Screen capture from video of Assaf Harofeh Medical Center director Osnat Levtzion-Korach. (YouTube)

That, she said, “will have implications of deferring surgery in other medical areas.”

She said government hospitals, like hers, need an immediate budget increase.

“Cash must be transferred to the system in order that we be able to deal with the increase in [virus] infections,” she said.

Israel has been struggling to contain a resurgence of the virus that began after a national lockdown applied earlier in the year was gradually lifted.

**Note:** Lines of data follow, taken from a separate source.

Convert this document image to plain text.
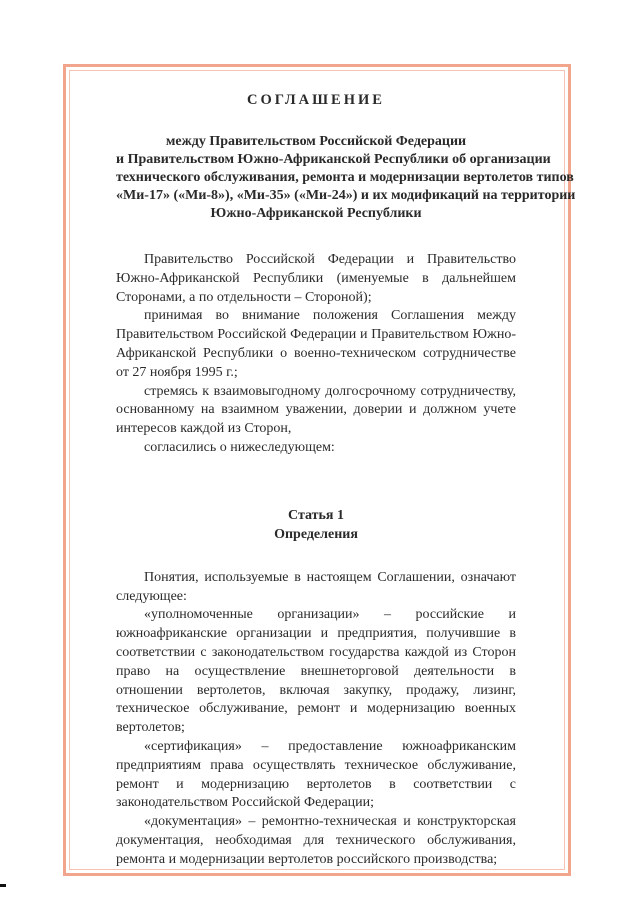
СОГЛАШЕНИЕ
между Правительством Российской Федерации
и Правительством Южно-Африканской Республики об организации
технического обслуживания, ремонта и модернизации вертолетов типов
«Ми-17» («Ми-8»), «Ми-35» («Ми-24») и их модификаций на территории
Южно-Африканской Республики

Правительство Российской Федерации и Правительство Южно-Африканской Республики (именуемые в дальнейшем Сторонами, а по отдельности – Стороной);

принимая во внимание положения Соглашения между Правительством Российской Федерации и Правительством Южно-Африканской Республики о военно-техническом сотрудничестве от 27 ноября 1995 г.;

стремясь к взаимовыгодному долгосрочному сотрудничеству, основанному на взаимном уважении, доверии и должном учете интересов каждой из Сторон,

согласились о нижеследующем:

Статья 1
Определения

Понятия, используемые в настоящем Соглашении, означают следующее:

«уполномоченные организации» – российские и южноафриканские организации и предприятия, получившие в соответствии с законодательством государства каждой из Сторон право на осуществление внешнеторговой деятельности в отношении вертолетов, включая закупку, продажу, лизинг, техническое обслуживание, ремонт и модернизацию военных вертолетов;

«сертификация» – предоставление южноафриканским предприятиям права осуществлять техническое обслуживание, ремонт и модернизацию вертолетов в соответствии с законодательством Российской Федерации;

«документация» – ремонтно-техническая и конструкторская документация, необходимая для технического обслуживания, ремонта и модернизации вертолетов российского производства;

Last week, Israel’s newly appointed coronavirus czar Ronni Gamzu said that he opposes ordering another lockdown and would only do so if the medical system became overburdened with virus patients.

The Health Ministry update also showed that 11,343 virus tests were analyzed on Monday of which 9.2% were positive, up from the 7.6% the day before and the highest rate for the past seven days. It said 12,119 tests were carried out Sunday, down from the 15,470 the day before and 24,394 a day before that.

Testing levels typically drop significantly over the weekend but previously had risen again on Sundays.

The ministry has not offered an explanation for the steady fall in testing over the past few days.

Widespread testing combined with swift epidemiological assessments is seen as a key strategy in curbing the virus spread by ensuring those who may have been exposed to the virus enter self-quarantine before they can possibly infect others.

As of Monday morning, there had been 62,626 people diagnosed with the coronavirus in Israel since the start of the outbreak, of whom 27,077 have recovered.